According to the electrical properties of the substance’s molecules, an insulating material may be polar or nonpolar. Polar insulating materials include thermosetting resins, polychlorinated biphenyl, chlorinated naphthalene, polyvinyl chloride, and certain organosilicon materials. Nonpolar insulating materials include hydrogen, benzene, carbon tetrachloride, polystyrene, and paraffin. Polar insulating materials are distinguished by a high dielectric constant, a relatively high conductivity, and a relatively high hygroscopicity.

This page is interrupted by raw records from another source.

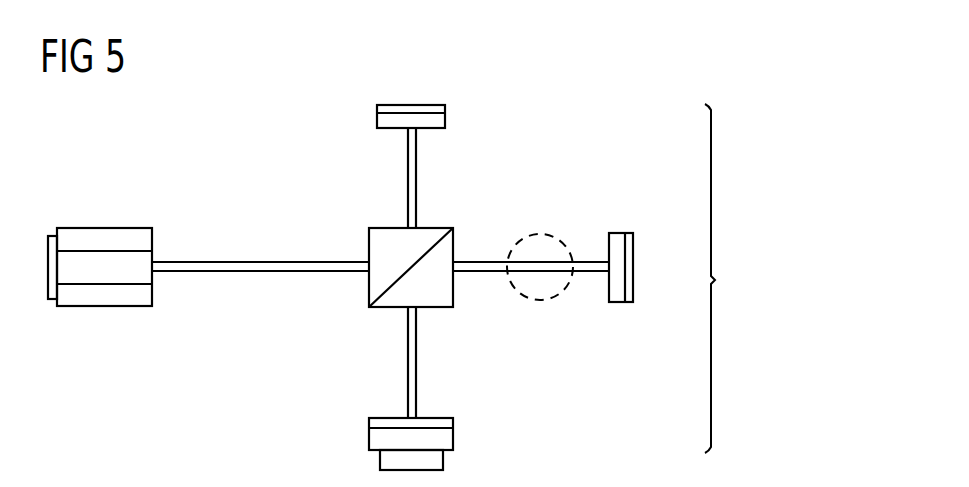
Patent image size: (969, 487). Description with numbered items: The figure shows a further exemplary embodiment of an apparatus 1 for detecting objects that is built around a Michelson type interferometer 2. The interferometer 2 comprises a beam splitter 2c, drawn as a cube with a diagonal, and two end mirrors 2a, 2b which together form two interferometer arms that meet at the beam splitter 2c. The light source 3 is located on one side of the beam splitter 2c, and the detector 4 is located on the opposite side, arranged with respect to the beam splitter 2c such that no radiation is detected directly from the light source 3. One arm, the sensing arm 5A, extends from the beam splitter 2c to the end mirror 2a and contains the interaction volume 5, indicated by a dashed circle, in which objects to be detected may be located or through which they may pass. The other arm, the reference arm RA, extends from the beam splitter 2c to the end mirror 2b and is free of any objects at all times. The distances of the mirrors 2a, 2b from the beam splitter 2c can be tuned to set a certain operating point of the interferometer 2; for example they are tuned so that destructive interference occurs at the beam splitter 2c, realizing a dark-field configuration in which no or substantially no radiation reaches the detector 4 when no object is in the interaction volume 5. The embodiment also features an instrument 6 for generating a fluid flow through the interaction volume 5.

The apparatus 1 is at (73, 183).
The Michelson type interferometer 2 is at (721, 278).
The end mirror 2a is at (633, 266).
The end mirror 2b is at (445, 110).
The beam splitter 2c is at (376, 283).
The light source 3 is at (108, 236).
The detector 4 is at (372, 440).
The interaction volume 5 is at (545, 292).
The sensing arm 5A is at (482, 272).
The instrument for generating a fluid flow 6 is at (565, 240).
The reference arm RA is at (411, 177).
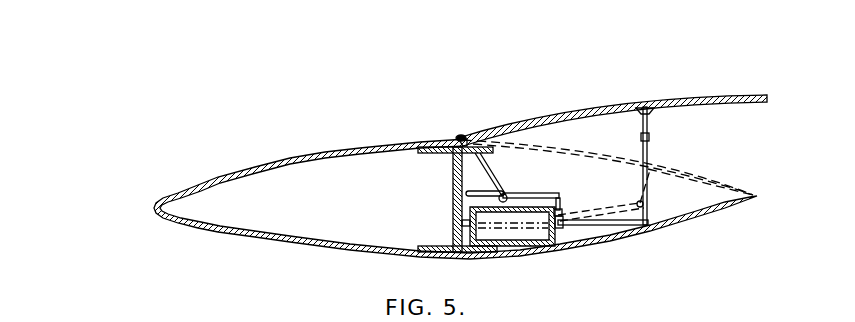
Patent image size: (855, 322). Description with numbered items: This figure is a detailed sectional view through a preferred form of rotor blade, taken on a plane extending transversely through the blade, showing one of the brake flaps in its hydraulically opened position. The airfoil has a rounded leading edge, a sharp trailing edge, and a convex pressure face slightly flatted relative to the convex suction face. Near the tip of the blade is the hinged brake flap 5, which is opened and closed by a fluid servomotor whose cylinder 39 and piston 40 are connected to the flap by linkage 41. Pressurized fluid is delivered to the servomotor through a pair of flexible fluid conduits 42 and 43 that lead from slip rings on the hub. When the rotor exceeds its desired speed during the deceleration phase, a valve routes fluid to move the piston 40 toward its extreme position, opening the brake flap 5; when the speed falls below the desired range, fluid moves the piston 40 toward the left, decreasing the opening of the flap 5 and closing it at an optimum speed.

For solid insulating materials, mechanical and thermal properties are very important, as are moisture resistance, hygroscopici-ty, and spark resistance. The mechanical properties include tensile strength, compressive strength, static flexural strength, dynamic flexural strength, hardness, and workability. The thermal properties are heat resistance and thermal stability. Heat resistance characterizes the upper limit of the temperature region in which an insulating material can retain its mechanical and service properties. Thermal stability is the ability of an insulating material to withstand the effects of high temperatures (90° to 250°C) without pronounced changes in its electrical properties. In electric-machine building, a division of insulating materials into seven classes is used. Inorganic materials exhibit the highest thermal stability; such materials include mica, porcelain, ordinary glass, and glass with a hetero-organic binder. For brittle materials, such as glass and porcelain, heat-shock resistance is also important.
Insulating materials separate conductors in an electric circuit. At the same time, they should not impede the elimination of heat from windings, cores, and other components of electric machinery and electrical installations. Therefore, thermal conductivity is an important property of such materials. To increase the thermal conductivity of insulating liquids, mineral fillers are added to the liquids.
Most insulating materials absorb moisture to some extent; that is, they are hygroscopic. To increase the moisture resistance of porous insulating materials, the materials are impregnated with oils, synthetic liquids, or various compounds. Only glazed porcelain, glass, and a few other materials may be considered absolutely moisture-proof.
REFERENCEElektrotekhnicheskii spravochnik, 5th ed., vol. 1. Moscow, 1974.